Modelagem farmacocinética baseada em fisiologia da Tafenoquina e suas interações medicamentosas

Abstract

Malaria is an infectious disease caused by protozoa of the Plasmodium genus, with six species relevant to humans. Among them, Plasmodium vivax stands out due to its ability to form hypnozoites, a latent hepatic stage responsible for infection recurrence. The current treatment for these hepatic forms involves the administration of primaquine for 7 to 14 days. Tafenoquine (TQ) is a newly approved antimalarial for the radical cure of P. vivax malaria; however, it presents potential drug interactions that require evaluation. Physiologically based pharmacokinetic (PBPK) modeling has emerged as a powerful tool for predicting drug interactions and understanding drug disposition in the body. This study aimed to develop and validate a PBPK model of TQ to assess potential drug interactions with other compounds. The model was developed using PK-Sim (v.11.3), incorporating literature data on TQ in adults. A whole-body model was built based on plasma concentration data of TQ after oral administration, integrating physiological parameters of healthy male individuals provided by the software and pharmacokinetic data from databases. Model evaluation was performed qualitatively by comparing observed and predicted data, demonstrating a good fit. Quantitative validation included calculating the MRD (1.6) and GMFE for the area under the curve (AUC) and Cmax (1 and 1.6, respectively), both within the acceptance range (0.5–2.0).
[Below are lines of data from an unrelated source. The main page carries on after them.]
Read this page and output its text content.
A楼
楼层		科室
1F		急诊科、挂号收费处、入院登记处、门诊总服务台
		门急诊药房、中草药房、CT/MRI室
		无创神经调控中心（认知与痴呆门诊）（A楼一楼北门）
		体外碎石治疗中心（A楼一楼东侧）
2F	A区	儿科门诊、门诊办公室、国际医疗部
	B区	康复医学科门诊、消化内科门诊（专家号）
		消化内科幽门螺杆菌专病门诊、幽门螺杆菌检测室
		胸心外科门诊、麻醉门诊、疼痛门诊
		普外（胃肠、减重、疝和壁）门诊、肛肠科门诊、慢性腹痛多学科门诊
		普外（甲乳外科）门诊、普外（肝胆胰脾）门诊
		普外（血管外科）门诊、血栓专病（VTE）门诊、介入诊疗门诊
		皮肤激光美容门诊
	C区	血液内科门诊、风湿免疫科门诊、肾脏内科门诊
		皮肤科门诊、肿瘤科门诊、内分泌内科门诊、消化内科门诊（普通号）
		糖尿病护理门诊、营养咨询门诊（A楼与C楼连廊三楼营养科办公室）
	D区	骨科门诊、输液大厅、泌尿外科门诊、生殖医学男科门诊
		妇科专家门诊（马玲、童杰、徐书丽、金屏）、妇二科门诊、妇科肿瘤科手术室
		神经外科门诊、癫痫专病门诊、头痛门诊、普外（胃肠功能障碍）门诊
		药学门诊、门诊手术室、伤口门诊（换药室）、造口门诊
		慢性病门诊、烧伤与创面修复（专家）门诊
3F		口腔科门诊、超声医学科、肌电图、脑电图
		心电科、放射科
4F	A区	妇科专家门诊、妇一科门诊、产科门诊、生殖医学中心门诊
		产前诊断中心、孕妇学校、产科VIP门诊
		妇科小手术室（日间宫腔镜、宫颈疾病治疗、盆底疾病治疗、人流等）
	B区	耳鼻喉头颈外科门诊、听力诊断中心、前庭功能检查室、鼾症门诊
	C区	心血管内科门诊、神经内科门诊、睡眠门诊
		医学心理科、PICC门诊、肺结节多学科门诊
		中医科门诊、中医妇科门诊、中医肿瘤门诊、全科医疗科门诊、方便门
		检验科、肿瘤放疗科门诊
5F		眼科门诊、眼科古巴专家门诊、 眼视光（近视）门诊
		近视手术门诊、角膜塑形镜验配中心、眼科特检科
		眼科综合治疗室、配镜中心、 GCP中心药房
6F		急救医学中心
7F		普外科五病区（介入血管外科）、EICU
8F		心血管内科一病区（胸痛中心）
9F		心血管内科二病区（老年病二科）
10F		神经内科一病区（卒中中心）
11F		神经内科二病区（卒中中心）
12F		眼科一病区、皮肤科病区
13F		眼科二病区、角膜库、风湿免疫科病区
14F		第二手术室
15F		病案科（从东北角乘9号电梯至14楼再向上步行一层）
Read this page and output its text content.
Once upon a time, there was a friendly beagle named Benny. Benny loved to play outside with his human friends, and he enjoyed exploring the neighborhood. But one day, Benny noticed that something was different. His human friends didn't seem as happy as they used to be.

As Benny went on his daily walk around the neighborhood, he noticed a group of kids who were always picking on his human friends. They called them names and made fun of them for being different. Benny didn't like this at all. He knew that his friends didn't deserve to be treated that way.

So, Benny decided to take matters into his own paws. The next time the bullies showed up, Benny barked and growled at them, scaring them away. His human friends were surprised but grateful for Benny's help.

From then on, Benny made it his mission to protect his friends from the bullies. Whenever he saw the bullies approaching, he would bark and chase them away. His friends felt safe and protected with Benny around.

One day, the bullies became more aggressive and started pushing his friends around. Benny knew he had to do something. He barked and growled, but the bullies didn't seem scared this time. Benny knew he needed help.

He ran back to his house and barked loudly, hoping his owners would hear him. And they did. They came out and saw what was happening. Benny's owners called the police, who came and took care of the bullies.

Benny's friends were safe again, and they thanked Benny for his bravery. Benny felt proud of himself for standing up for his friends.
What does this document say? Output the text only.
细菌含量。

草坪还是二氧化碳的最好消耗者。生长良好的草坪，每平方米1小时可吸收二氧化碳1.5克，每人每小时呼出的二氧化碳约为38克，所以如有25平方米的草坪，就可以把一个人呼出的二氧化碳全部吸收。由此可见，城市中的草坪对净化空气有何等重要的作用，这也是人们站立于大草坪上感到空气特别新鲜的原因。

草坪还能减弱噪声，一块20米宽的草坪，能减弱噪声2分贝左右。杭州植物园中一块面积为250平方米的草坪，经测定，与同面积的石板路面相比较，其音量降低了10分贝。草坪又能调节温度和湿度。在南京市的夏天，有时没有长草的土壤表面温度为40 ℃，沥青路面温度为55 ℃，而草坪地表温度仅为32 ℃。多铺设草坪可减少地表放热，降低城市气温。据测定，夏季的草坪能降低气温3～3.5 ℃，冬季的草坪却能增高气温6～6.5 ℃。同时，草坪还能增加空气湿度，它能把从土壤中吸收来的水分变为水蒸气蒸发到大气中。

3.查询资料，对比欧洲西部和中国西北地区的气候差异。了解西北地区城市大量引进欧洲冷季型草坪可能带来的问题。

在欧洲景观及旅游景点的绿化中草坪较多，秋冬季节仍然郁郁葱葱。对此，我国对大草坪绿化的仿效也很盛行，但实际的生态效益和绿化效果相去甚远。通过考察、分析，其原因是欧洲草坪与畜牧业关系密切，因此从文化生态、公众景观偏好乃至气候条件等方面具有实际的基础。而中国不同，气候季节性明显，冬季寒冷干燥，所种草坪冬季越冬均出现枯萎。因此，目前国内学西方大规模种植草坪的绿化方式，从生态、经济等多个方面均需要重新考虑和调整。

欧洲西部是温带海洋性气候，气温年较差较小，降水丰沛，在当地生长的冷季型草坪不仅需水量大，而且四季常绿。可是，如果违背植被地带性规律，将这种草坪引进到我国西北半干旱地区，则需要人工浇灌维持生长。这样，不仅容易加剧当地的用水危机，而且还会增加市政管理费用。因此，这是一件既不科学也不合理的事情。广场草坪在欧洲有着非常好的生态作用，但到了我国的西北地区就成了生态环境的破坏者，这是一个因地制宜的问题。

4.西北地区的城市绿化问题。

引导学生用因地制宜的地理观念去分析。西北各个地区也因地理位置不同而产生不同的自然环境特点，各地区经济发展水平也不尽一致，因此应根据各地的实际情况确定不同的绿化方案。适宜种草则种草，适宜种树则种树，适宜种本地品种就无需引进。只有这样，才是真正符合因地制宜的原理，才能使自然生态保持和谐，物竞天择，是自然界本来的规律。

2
The model was used to assess drug interactions with a substrate of the OCT2 and MATE transporters, showing no indication of an effect from TQ when administered as a single dose. In conclusion, the developed PBPK model demonstrated good descriptive and predictive performance on TQ pharmacokinetics, and there is no indication of clinical risk for the coadministration of a single dose of TQ with OCT2/MATE transporter substrates.